On Tue, Jun 05, 2007 at 08:07:20AM +0200, Mike Hommey wrote:
> On Mon, Jun 04, 2007 at 02:32:10PM -0700, Steve Langasek <vorlon@debian.org> wrote:
> > On Mon, Jun 04, 2007 at 10:29:07PM +0200, Josselin Mouette wrote:
> > > Le lundi 04 juin 2007 à 21:29 +0200, Raphael Hertzog a écrit :
> > > > > Again, this doesn't take into account existing symbols that change their
> > > > > ABI across versions. I won't insist too much, as I have already
> > > > > explained at large how heavy a burden it puts on the maintainer's
> > > > > shoulders.

> How ironic the proper solution to this would be to use C++ symbol
> mangling....

Two types can be ABI-compatible in C (on some or all architectures), but
have different representations in C++ symbol mangling.

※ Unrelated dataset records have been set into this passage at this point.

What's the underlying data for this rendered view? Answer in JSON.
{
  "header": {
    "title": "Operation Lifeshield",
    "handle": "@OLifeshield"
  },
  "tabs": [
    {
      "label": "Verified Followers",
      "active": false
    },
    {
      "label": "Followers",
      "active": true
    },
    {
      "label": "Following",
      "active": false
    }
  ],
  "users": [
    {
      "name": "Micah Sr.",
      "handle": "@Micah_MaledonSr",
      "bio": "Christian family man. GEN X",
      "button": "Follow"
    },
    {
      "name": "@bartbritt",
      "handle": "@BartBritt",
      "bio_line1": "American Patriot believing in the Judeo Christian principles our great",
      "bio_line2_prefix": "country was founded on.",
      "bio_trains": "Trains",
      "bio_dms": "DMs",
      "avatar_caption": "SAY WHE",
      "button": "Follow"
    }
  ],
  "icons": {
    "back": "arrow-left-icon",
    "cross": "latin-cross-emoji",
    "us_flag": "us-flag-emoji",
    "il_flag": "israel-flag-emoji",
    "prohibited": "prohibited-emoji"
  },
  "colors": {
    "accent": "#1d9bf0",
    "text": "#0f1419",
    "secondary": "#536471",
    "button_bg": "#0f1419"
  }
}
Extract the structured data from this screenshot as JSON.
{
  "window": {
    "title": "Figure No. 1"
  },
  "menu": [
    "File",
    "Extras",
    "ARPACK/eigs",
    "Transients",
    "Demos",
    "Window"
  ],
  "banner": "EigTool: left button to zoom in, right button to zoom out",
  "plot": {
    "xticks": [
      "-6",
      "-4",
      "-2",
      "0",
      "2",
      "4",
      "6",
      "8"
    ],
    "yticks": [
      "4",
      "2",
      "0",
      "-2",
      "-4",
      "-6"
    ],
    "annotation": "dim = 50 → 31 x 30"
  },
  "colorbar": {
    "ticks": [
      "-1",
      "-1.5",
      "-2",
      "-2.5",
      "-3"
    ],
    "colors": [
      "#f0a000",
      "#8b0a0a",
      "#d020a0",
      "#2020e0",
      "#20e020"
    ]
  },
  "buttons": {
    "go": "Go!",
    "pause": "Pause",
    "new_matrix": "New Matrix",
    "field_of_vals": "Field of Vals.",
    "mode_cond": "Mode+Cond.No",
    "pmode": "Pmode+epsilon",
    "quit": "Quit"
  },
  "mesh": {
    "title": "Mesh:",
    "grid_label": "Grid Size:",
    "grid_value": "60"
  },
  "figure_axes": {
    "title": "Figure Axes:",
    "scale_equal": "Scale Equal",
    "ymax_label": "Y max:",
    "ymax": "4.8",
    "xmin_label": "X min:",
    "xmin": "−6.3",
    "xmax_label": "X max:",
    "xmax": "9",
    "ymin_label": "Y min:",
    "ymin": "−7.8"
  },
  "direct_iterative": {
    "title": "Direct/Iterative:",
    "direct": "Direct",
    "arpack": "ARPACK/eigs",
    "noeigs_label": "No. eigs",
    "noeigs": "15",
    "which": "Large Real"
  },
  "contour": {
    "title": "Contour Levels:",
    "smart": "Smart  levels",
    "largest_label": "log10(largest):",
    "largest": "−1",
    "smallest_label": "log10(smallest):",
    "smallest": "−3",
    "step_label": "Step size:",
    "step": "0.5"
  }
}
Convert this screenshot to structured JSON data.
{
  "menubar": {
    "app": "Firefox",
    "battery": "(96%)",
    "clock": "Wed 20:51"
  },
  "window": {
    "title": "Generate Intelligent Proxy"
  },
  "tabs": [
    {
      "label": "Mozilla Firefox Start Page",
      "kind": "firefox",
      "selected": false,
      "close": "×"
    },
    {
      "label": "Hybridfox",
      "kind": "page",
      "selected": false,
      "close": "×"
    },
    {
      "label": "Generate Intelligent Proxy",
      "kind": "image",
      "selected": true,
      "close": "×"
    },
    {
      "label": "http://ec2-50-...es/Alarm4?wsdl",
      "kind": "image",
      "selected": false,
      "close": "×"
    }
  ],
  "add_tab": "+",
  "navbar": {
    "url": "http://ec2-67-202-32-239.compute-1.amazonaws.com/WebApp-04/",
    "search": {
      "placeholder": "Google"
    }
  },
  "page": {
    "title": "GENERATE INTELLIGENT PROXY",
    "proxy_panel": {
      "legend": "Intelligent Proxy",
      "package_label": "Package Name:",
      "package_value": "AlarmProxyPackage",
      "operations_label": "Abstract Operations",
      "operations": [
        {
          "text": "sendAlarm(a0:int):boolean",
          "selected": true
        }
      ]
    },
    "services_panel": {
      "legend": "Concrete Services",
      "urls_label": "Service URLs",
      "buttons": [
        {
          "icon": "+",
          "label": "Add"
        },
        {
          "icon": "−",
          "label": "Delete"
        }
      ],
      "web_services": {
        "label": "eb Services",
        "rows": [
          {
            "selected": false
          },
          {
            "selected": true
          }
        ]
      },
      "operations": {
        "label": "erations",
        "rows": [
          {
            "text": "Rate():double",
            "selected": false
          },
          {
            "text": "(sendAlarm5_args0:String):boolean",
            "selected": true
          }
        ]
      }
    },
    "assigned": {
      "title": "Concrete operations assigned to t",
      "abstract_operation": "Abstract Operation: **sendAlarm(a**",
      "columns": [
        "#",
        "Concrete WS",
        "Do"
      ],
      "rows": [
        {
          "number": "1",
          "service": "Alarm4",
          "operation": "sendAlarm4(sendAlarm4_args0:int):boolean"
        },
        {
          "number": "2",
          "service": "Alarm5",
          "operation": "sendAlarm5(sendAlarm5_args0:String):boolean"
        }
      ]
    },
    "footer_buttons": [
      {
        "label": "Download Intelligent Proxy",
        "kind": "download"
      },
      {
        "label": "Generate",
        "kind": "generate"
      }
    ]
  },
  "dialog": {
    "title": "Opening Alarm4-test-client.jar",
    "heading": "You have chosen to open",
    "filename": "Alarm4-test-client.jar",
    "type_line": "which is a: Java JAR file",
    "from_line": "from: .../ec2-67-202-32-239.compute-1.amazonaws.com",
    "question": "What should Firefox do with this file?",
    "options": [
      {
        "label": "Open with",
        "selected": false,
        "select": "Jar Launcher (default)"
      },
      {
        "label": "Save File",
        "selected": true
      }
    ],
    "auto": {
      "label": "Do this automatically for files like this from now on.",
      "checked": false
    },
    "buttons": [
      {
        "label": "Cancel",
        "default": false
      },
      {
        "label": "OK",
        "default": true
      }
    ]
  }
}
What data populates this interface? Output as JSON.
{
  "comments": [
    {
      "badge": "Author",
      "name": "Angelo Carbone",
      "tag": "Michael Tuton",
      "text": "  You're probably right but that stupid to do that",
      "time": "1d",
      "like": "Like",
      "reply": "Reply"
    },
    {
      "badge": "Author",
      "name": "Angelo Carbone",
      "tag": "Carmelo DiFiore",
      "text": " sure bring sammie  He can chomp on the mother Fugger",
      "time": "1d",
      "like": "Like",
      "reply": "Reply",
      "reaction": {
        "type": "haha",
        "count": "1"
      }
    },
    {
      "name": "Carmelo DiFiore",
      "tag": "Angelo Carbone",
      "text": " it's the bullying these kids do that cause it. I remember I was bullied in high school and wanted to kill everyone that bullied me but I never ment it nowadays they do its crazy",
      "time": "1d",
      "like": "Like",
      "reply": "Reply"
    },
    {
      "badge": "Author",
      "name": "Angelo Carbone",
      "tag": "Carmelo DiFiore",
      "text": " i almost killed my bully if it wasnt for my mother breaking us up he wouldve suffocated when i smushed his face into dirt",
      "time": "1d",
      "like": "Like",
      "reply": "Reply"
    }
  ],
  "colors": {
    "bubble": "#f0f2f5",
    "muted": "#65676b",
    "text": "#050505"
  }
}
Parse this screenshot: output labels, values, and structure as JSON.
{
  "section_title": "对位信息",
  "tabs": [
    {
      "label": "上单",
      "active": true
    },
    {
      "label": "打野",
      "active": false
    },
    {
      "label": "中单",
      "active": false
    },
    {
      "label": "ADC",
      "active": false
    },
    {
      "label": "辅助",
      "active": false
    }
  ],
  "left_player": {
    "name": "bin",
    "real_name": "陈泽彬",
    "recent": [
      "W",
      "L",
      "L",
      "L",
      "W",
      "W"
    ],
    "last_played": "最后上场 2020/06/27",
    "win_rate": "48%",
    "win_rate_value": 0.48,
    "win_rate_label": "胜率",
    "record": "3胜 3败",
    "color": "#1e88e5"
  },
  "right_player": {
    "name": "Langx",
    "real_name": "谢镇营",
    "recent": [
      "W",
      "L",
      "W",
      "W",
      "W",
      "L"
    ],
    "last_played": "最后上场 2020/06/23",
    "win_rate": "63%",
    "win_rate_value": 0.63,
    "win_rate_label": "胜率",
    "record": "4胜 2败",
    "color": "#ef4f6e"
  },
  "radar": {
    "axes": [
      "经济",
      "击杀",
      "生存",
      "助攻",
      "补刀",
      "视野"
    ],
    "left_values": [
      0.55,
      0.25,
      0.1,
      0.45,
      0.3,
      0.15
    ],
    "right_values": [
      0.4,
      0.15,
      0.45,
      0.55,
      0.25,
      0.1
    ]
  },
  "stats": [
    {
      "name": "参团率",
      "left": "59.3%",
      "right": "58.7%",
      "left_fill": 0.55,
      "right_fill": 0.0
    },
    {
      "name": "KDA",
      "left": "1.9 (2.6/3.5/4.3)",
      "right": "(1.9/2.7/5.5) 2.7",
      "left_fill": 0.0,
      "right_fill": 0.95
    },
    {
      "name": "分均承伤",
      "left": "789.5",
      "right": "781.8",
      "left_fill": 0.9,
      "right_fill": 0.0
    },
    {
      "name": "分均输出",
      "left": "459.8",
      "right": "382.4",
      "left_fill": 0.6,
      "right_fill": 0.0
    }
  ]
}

> > > I agree that the benefits are worth the deal, but we should make clear
> > > that the price to pay for these benefits is a continuous effort from the
> > > maintainer. Therefore it should not be used by maintainers not aware of
> > > its subtleties. 

> > Considering the number of bugs I see because of maintainers who don't notice
> > they need to change package names due to upstream soname changes, or who
> > routinely fail to bump their shlibs when new symbols are added, I think
> > there is definitely room here for a recommended solution for maintainers
> > that aren't watching the subtleties, even without trying to bump
> > dependencies based on API extensions.

> I think only a very small subset of libraries actually will benefit
> having a symbols file. Most libraries and programs will benefit from
> their dependencies having one, though.

Well, I think that's exactly the point of the exercise; the benefit is for
the reverse-deps, not for the libs themselves.  I don't know about you, but
I generally don't work on libs for their own sake. :)

> I'm not a big fan of the global approach, though it can help having
> figures. I would rather see this as a tool to enhance shlibs for
> carefully selected libraries. For instance, I would first target
> libraries with the most reverse dependencies.

Good candidates for early adoption would probably be libraries with:

- active maintainers
- stable sonames
- frequent API extensions
- many reverse-deps

So obviously glibc is at the top of the list, but it's also trickiest due to
per-arch symbol differences. :)

> Finally, why not add the symbol informations to the shlibs file (that
> can be done in a backwards compatible way) instead of creating yet
> another control file ?

I'd rather we didn't, even if it doesn't break anything it still abuses the
shlibs file format as defined in policy.  And what happens if you
(improbably) have an overlap between a library name and a symbol name?

-- 
Steve Langasek                   Give me a lever long enough and a Free OS
Debian Developer                   to set it on, and I can move the world.